If death is natural, why do we mourn it so? Why can we not accept death as a ‘normal’ part of life? This view robs the gospel of its power and Jesus’ sacrifice of its significance. Following the thought to its natural conclusion has led many people to abandon the Christian faith altogether.
The effect on the church
Practically every Christian leader and theologian who lays out his reasons for believing in long ages rather than the biblical timescale has to admit that Genesis—when read at face value, in the Hebrew as well as the English translations—teaches a straightforward creation in six normal-length days.
The widespread teaching of evolution has dire consequences for our youth, who are leaving the church in droves. Christians who ‘hang in there’ but accept a billions-of-years timescale will have a much harder time defending their faith, and thus, this affects church growth. One of the major stumbling blocks to faith is the question: “Why does a good God allow all the death and suffering in the world?” Such believers cannot adequately explain the origin of death and suffering as a reaction to human sin.
Conversely, believers who have a biblical view of the world’s history have a logical platform for introducing God to people with no scriptural background. Incidentally, this was precisely the approach that Paul used when preaching to similar Gentile audiences (Acts 14:15–17; 17:23–31). In Lystra, he used creation as a key identifying factor that set God apart from mere men like himself and Barnabas. And in Athens he took the philosophers and stoics of the day ‘back to Genesis’ to lay a foundation to introduce them to the true God in the hope that they would repent from their useless idolatry.
If belief in the Bible as plainly written strengthens one’s ability to explain the gospel, and compromise can have such damaging effects, why would anyone compromise? Practically every Christian leader and theologian who lays out his reasons for believing in long ages rather than the biblical timescale has to admit that Genesis—when read at face value, in the Hebrew as well as the English translations—teaches a straightforward creation in six normal-length days. And that this is powerfully backed up by Exodus 20:11, part of the Ten Commandments, which shows the Genesis days were understood as normal-length days, with no room for millions of years or gaps in the text to insert them. But they unfortunately accept that science has somehow ‘proved’ millions of years, which is actually not the case.
While it is possible to be a Christian and believe in an old earth, it would indicate that one has either not thought through the consequences, or that the Bible is not the ultimate authority for one’s faith. If Genesis is not real literal history, how can one know where the truth actually does begin in Scripture? Today’s ‘science’ also ‘proves’ that men don’t rise from the dead. So if we allow that same science to tell us that Jesus has not risen from the dead (which would be consistent in the compromiser’s worldview) then our “preaching is in vain and your faith is in vain,” as the Apostle Paul wrote (1 Corinthians 15:14).
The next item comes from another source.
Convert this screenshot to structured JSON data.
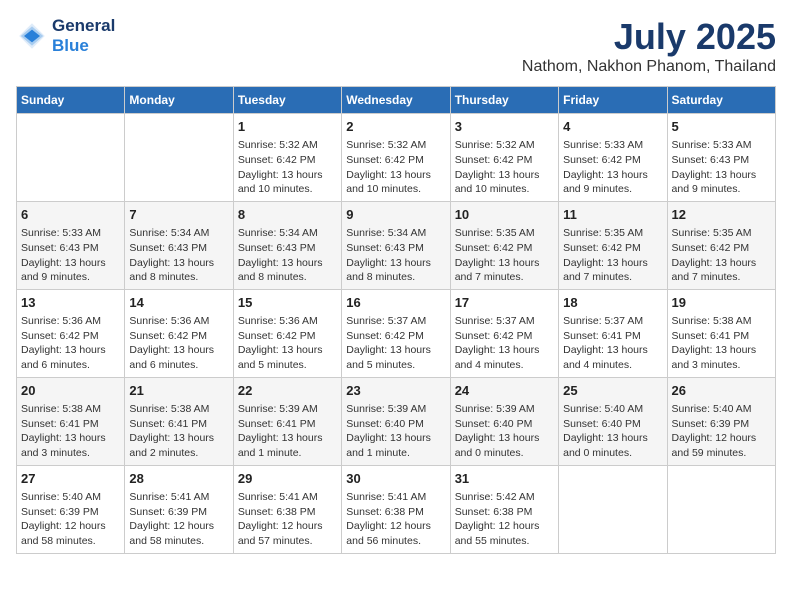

Placing our trust in man-made philosophies is reminiscent of the man that Jesus described in Matthew 7:26 when He said: “But everyone who hears these words of mine and does not put them into practice is like a foolish man who built his house on sand.” Conversely, in verses 24–25 He stated: “everyone who hears these words of mine and puts them into practice is like a wise man who built his house on the rock. The rain came down, the streams rose, and the winds blew and beat against that house; yet it did not fall, because it had its foundation on the rock.”
And because Jesus clearly believed in a literal historical Genesis, so should we.